Prenons Hamlet. Tout son drame commence par une question impossible : sa mère a épousé son oncle. Mais que lui veut-elle vraiment ? Que veut-elle qu’il fasse ? Doit-il la punir, la protéger, la juger ? Et que veut le spectre ? Justice ? Vengeance ? Vérité ? Rien n’est sûr. Hamlet ne cesse d’hésiter parce qu’il est pris dans l’indécidable. Ce n’est pas la présence du père mort qui paralyse Hamlet ; c’est le désir flottant de sa mère, la scène incestueuse, la parole équivoque. Il devient obsessionnel à force d’essayer de donner forme à une question floue.

 

La clinique du « tu dois, mais ne fais pas ! »

L’hystérique parle à double voix. Elle convoque, mais refuse. Elle exige, mais récuse. Elle met en scène une demande impossible à satisfaire — et celui qui tente de la satisfaire devient fou. Il est condamné à échouer avec zèle.

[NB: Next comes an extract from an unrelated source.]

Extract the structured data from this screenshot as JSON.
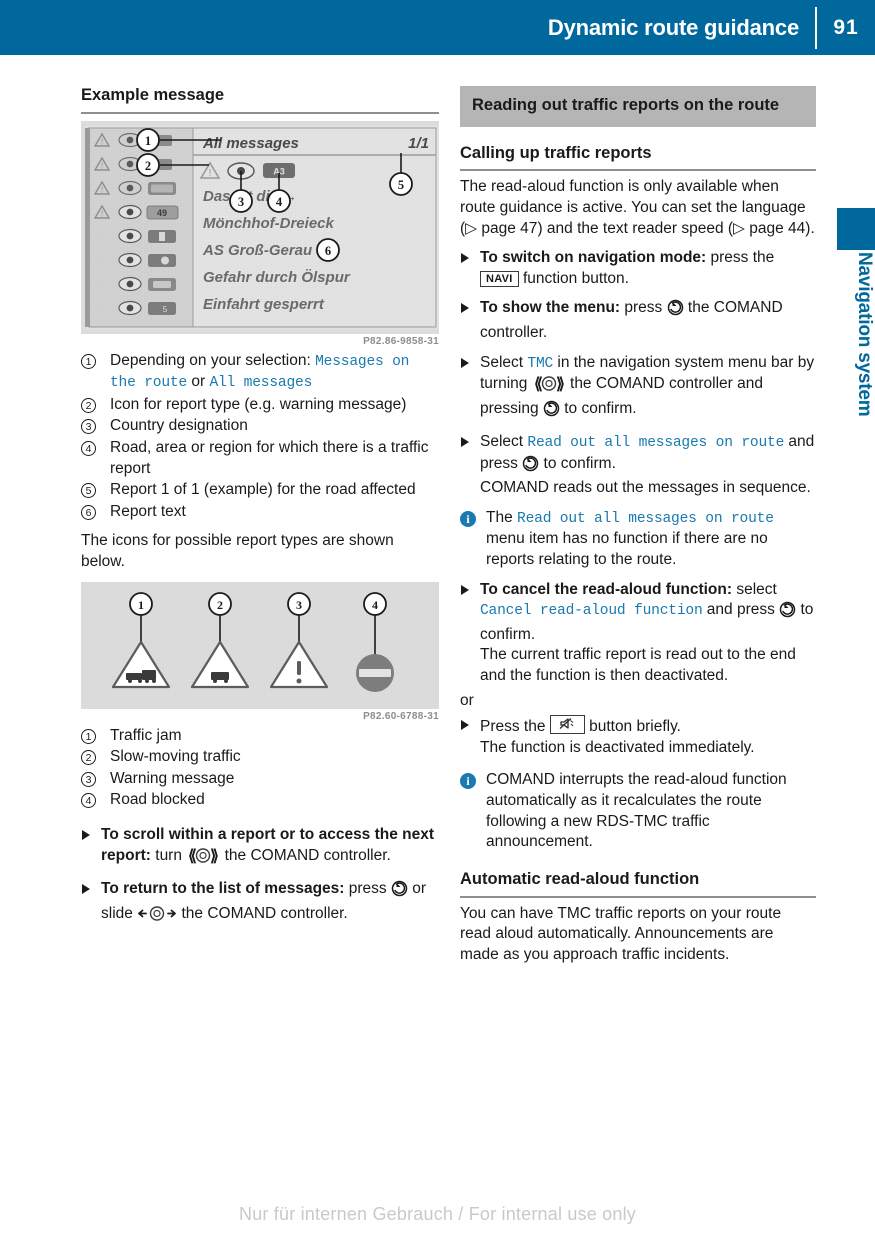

Médée, dans sa forme tragique, incarne ce piège fatal. Elle aime Jason, mais elle ne peut tolérer d’être mise de côté. Elle le pousse au pacte, au crime, à la rupture avec sa propre famille. Puis, lorsque Jason la quitte, elle devient la dévastation même. Jason, figure obsessionnelle du compromis, de l’ordre et du pouvoir, n’a rien vu venir. Il voulait régner et aimer, mais il avait affaire à un désir radical, sans loi, sans mesure. Ce n’est pas Médée qui est folle : c’est Jason qui devient impuissant, obsédé par une normalité qui ne peut plus advenir.

 

De la fiction obsessionnelle à la mise en scène hystérique

Là où l’obsessionnel construit des systèmes cohérents, des chaînes de sens, des fictions morales, l’hystérique sabote la logique. Elle ne cherche pas la vérité, elle exhibe le manque. Elle joue de l’équivoque, de l’allusion, de la coupure. Elle force l’Autre à se positionner, mais recule dès qu’il parle.

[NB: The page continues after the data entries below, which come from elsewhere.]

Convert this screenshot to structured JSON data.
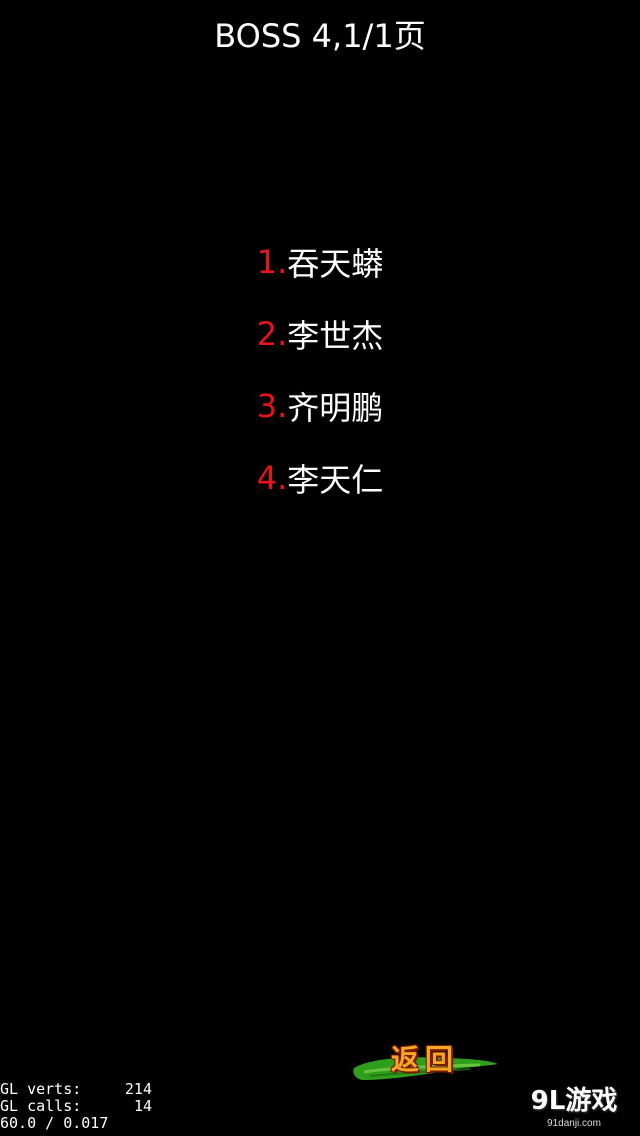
{
  "header": {
    "title": "BOSS 4,1/1页"
  },
  "boss_list": [
    {
      "number": "1.",
      "name": "吞天蟒"
    },
    {
      "number": "2.",
      "name": "李世杰"
    },
    {
      "number": "3.",
      "name": "齐明鹏"
    },
    {
      "number": "4.",
      "name": "李天仁"
    }
  ],
  "back_button": {
    "label": "返回"
  },
  "debug": {
    "verts_label": "GL verts:",
    "verts_value": "214",
    "calls_label": "GL calls:",
    "calls_value": "14",
    "fps": "60.0 / 0.017"
  },
  "watermark": {
    "logo": "9L游戏",
    "url": "91danji.com"
  },
  "colors": {
    "background": "#000000",
    "number_red": "#e8141c",
    "text_white": "#ffffff",
    "button_orange": "#f5a623",
    "brush_green": "#2e9e1c"
  }
}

Ève, la première hystérique, n’est pas celle qui chute : elle est celle qui fait chuter. Elle interroge le commandement divin, pousse Adam à l’acte, mais se tient toujours un pas de côté. C’est elle qui a perçu la faille dans le discours du Père. Adam devient alors le premier obsessionnel : déchu, coupable, accablé par une faute qu’il n’a pas choisie seul. Il veut faire retour, se racheter, comprendre. Mais c’est trop tard. Le monde est déjà tordu. Et la faute — c’est d’avoir répondu à une question qui n’en était pas une.

 

Conclusion : ce n’est pas la névrose qui produit le symptôme, c’est le symptôme hystérique qui produit la névrose, c’est-à-dire la maladie

L’hystérique ouvre la scène. Elle fait du corps un langage, du langage un trou, du désir un labyrinthe. L’obsessionnel arrive après. Il tente de réparer ce qui a été fendu. Il ne veut pas fuir la vie, il veut seulement comprendre la faille. Mais cette faille n’a pas de fond. Elle a une voix. Une voix qui dit : « Dis-moi ce que je suis pour toi » — et qui s’évanouit sitôt la réponse formulée.

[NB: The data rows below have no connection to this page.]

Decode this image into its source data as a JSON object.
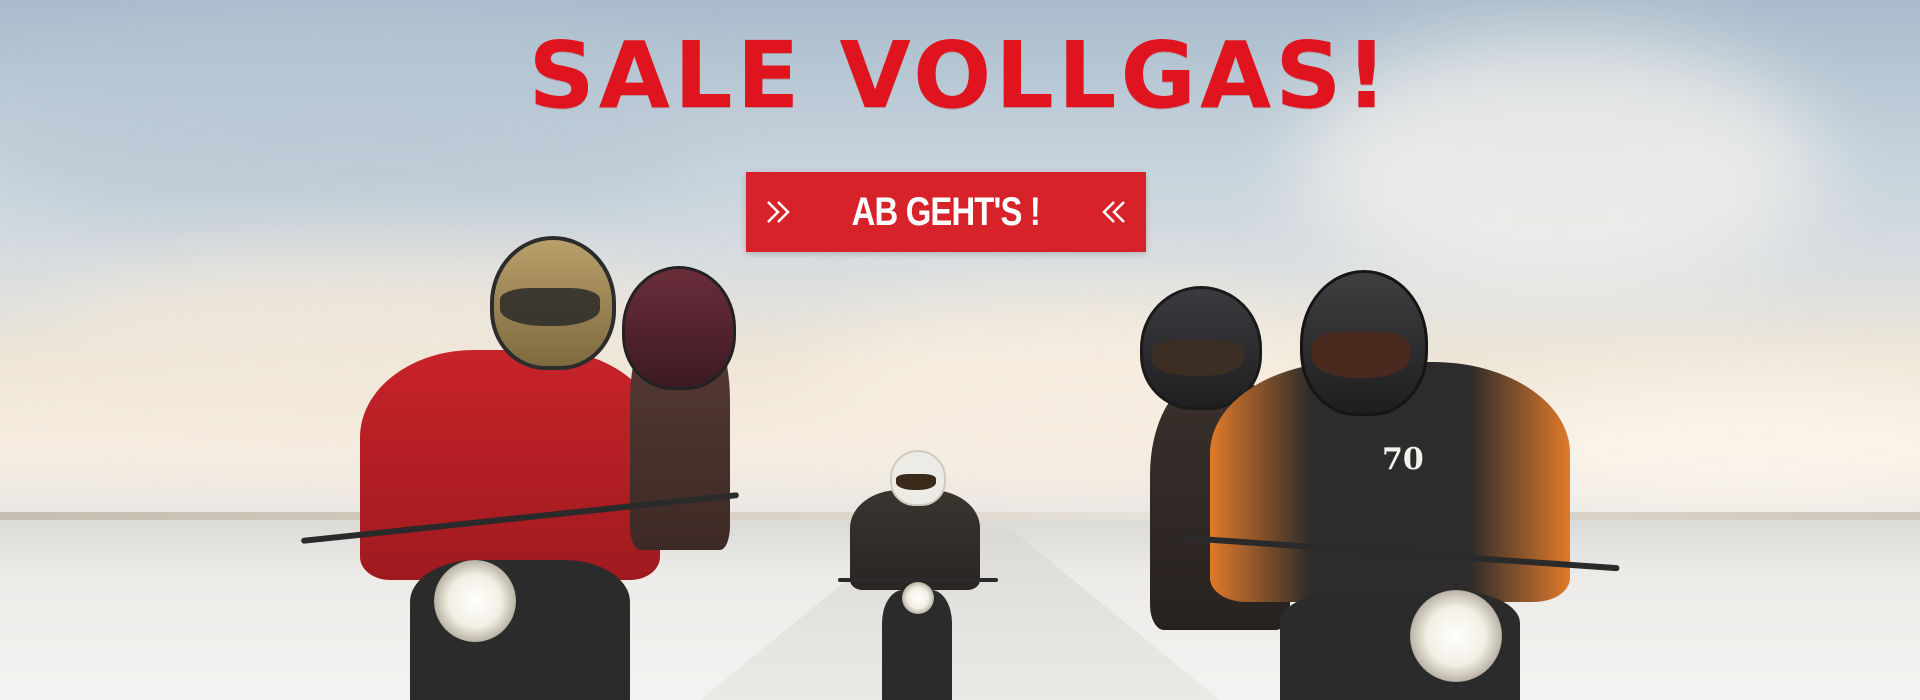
{
  "banner": {
    "headline": "SALE VOLLGAS!",
    "cta_label": "AB GEHT'S !",
    "cta_left_icon": "chevron-double-right-icon",
    "cta_right_icon": "chevron-double-left-icon",
    "jacket_number": "70",
    "colors": {
      "headline": "#e0141f",
      "cta_background": "#d8222a",
      "cta_text": "#ffffff"
    }
  }
}
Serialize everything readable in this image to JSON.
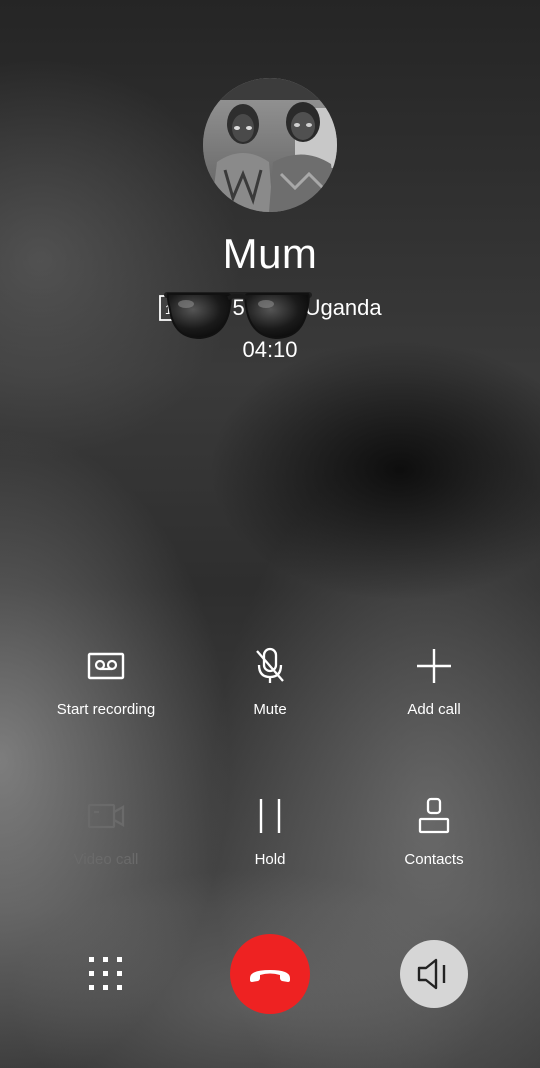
{
  "caller": {
    "name": "Mum",
    "number_partial_start": "0",
    "number_partial_mid": "5",
    "location": "Uganda",
    "sim_slot": "1",
    "duration": "04:10"
  },
  "actions": [
    {
      "label": "Start recording",
      "icon": "voicemail-icon",
      "enabled": true
    },
    {
      "label": "Mute",
      "icon": "mic-off-icon",
      "enabled": true
    },
    {
      "label": "Add call",
      "icon": "plus-icon",
      "enabled": true
    },
    {
      "label": "Video call",
      "icon": "video-camera-icon",
      "enabled": false
    },
    {
      "label": "Hold",
      "icon": "pause-icon",
      "enabled": true
    },
    {
      "label": "Contacts",
      "icon": "person-icon",
      "enabled": true
    }
  ],
  "bottom_controls": {
    "keypad_icon": "dialpad-icon",
    "end_call_icon": "phone-hangup-icon",
    "speaker_icon": "speaker-icon"
  },
  "colors": {
    "end_call": "#ee2222",
    "speaker_button": "#d6d6d6",
    "disabled_text": "#6a6a6a",
    "text": "#ffffff"
  }
}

Ce n’est donc pas l’obsession qui génère la souffrance, mais le regard hystérique qui fait du sujet obsessionnel un gardien du vide. La maladie obsessionnelle est le prix à payer pour avoir voulu répondre à l’hystérique.

Antigone, Médée, Ève, même Hamlet et Achille : toutes ces figures sont hystériques. Non pas par genre, mais par structure. Et les hommes qui tentent de leur répondre ? Tous finissent dans le piège obsessionnel du sens.